Hauptredner an diesem Abend war Johannes Schmalzl, Geschäftsführer der Industrie- und Handelskammer (IHK) Region Stuttgart. Schmalzl ist ehemaliger Regierungspräsident des Regierungsbezirks Stuttgart und war unter anderem Präsident des Landesamts für Verfassungsschutz Baden-Württemberg. Zu Beginn stellte er die Frage „Tun wir genug, um junge Menschen zur Selbstständigkeit zu motivieren?“ Gerade die berufliche Ausbildung schaffe die Möglichkeit sich mit einem eigenen Betrieb selbständig zu machen. Nicht zuletzt deshalb fließt die Hälfte des Budgets der IHK in Bildung. Die Kammern gehen heute gezielt in Schulen, um für die berufliche Bildung und den Schritt in die Selbstständigkeit zu werben. Doch es fehle in Deutschland oft an Maß und Mitte, es gebe einen allgemeinen Drang zur Überregulierung. Ein Gastwirt müsse beispielsweise ca. 16 Stunden in der Woche für die Bewältigung der Bürokratie aufwenden. Die Überregulierung zeige sich auch in der kürzlich eingeführten Bonpflicht. „Wir dürfen unsere Selbstständigen und Unternehmer nicht wie potenzielle Steuerbetrüger sehen.“, so Schmalzl. „Gerade in Zeiten, in welchen die großen Unternehmen Ihre Neueinstellungen reduzieren, müssen wir mehr Leute für den Schritt in die Selbstständigkeit motivieren.“ Schmalzl forderte daher eine Vertrauenskultur für Gründer.
Gründer sollten in den ersten Jahren entlastet und von Bürokratie befreien werden, um sich auf ihre eigentliche Tätigkeit fokussieren zu können. Dass unter den Mitgliedern der Bundestagsfraktionen der SPD, der Grünen und der Linken nur 15 Selbstständige sind kritisierte Schmalzl. Etwa die Hälfte der Abgeordneten im Deutschen Bundestag komme aus dem öffentlichen Dienst. Das sei an sich nicht schlecht. Ebenso wie der Fakt, dass etwa 40 % der jungen Menschen angeben später gerne beim Staat arbeiten zu wollen. Es brauche aber auch junge Unternehmerinnen und Unternehmer.

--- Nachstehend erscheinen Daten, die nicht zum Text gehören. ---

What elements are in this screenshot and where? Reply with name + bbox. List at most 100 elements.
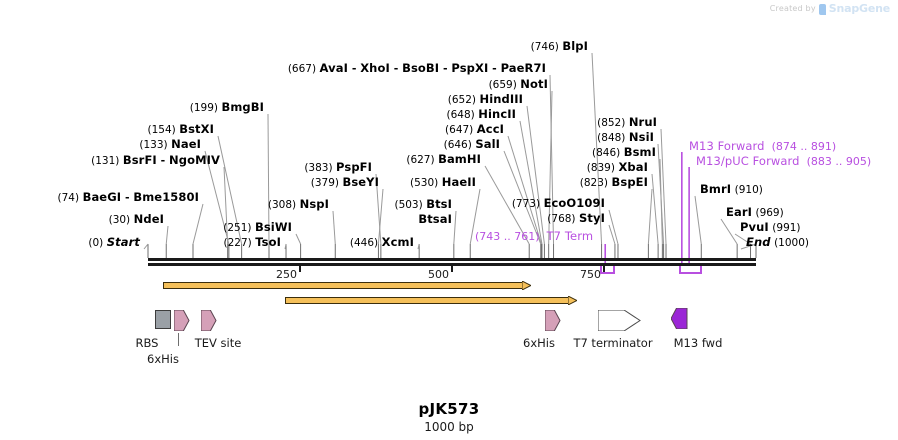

In seinem Vortrag hob Johannes Schmalzl zum einen die faktischen, wie auch die emotionalen Herausforderungen hervor. „Die Vereinbarkeit von Familie und Arbeit wird bei Selbstständigen oder Unternehmer allzu oft zum Luxusproblem erklärt.“ Die Gründungsberatung der IHK nehmen etwa gleich viele Frauen und Männer wahr. Bei den Gründern sind Frauen allerdings mit etwa 20 % noch immer deutlich in der Minderheit. Und das, obwohl diese oft die besseren Abschlüsse vorzuweisen hätten. Auch die Angst zu scheitern müsse aus den Köpfen und die Chancen auf wirtschaftliches Wachstum und zusätzliche Arbeitsplätze im F
okus stehen.
Johannes Schmalzl erklärte auch „Digitalisierung ist Chefsache“. Eine digitale Infrastruktur ist ein entscheidender Faktor für die wirtschaftliche Entwicklung der Region Stuttgart. Doch die Digitalisierung zeige sich auch von Ihrer negativen Seite. Ehrenamtliche Mandatsträger müssen sich immer öfter mit unzählig zusätzlich angehängten Dokumenten auseinandersetzen. Man versuche sich so für jeden erdenklichen Fall abzusichern. Dies sei in der gegebenen Zeit aber kaum zu bewältigen, daher müsse der „Onepager“ zum Antrag eingefordert werden. Alle wichtigen Informationen sollen den Entscheidungsträgern kompakt zugänglich gemacht werden.